COUR D'APPEL D'AIX-EN-PROVENCE
11e Chambre A
ARRÊT AU FOND
DU 15 NOVEMBRE 2016
N° 2016/ 524
Rôle N° 15/16484
SARL LE CAP D'AIL
C/
[U] [N]
[M] [N] née [I]
Grosse délivrée
le :
à :
Me René SCHILEO
Me Yves BRUGIERE
Décision déférée à la Cour :
Jugement du Tribunal d'Instance de MENTON en date du 21 Juillet 2015 enregistré au répertoire général sous le n° 13-000578.
APPELANTE
SARL LE CAP D'AIL, demeurant [Adresse 1]
représentée par Me René SCHILEO, avocat au barreau de NICE, plaidant
INTIMES
Monsieur [U] [N]
né le [Date naissance 1] 1933 à [Localité 1], demeurant [Adresse 2]
représenté par Me Yves BRUGIERE, avocat au barreau de NICE, plaidant
Madame [M] [N] née [I], demeurant [Adresse 2]
représentée par Me Yves BRUGIERE, avocat au barreau de NICE, plaidant
*-*-*-*-*
COMPOSITION DE LA COUR
L'affaire a été débattue le 05 Octobre 2016 en audience publique.
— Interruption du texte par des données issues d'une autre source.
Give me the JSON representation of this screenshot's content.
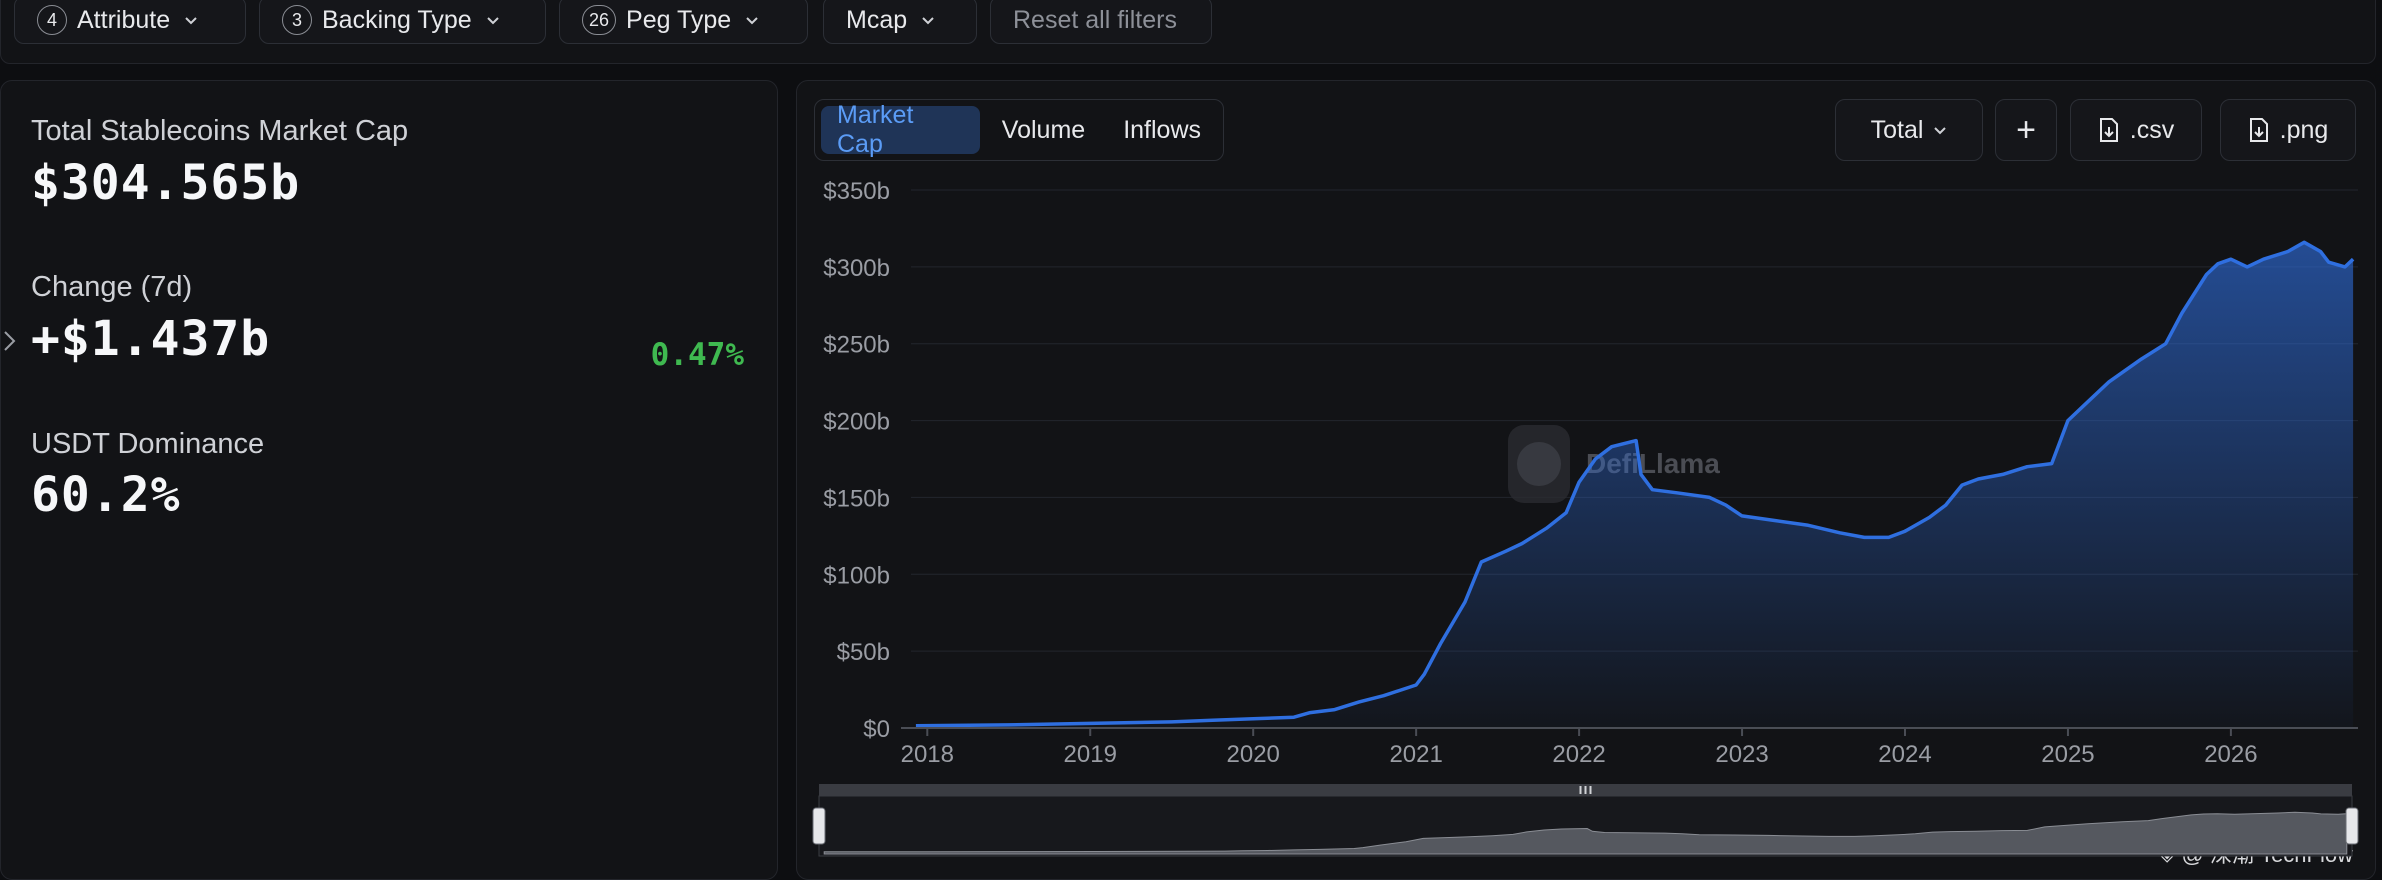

Conformément à l'article 785 du Code de Procédure Civile, Véronique BEBON, Présidente, a fait un rapport oral de l'affaire à l'audience avant les plaidoiries.
La Cour était composée de :
Mme Véronique BEBON, Présidente
Madame Frédérique BRUEL, Conseillère
Madame Sylvie PEREZ, Conseillère
qui en ont délibéré.
Greffier lors des débats : Mme Natacha BARBE.
Les parties ont été avisées que le prononcé de la décision aurait lieu par mise à disposition au greffe le 15 novembre 2016.
ARRÊT
Contradictoire,
Prononcé par mise à disposition au greffe le 15 Novembre 2016,
Signé par Mme Véronique BEBON, Présidente et Mme Natacha BARBE, greffier auquel la minute de la décision a été remise par le magistrat signataire.
***
EXPOSÉ DU LITIGE
Suivant acte authentique du 14 avril 1997, la S.A devenue S.A.R.L. "le Cap d'Ail" prise en la personne de son représentant légal [V] [A] a acquis de Me [Z], mandataire liquidateur des biens de Madame [M] [N] et, parmi d'autres biens immobiliers de l'ensemble immobilier dénommé "[Adresse 3]" sis à [Adresse 2], la pleine propriété des lots n° 117 (un studio),118 (un appartement), 46, 47 et 31 (emplacements de parkings) dépendant de la communauté de biens existant entre les époux [N] occupants de ces lots, moyennant un prix de 500.000 Francs.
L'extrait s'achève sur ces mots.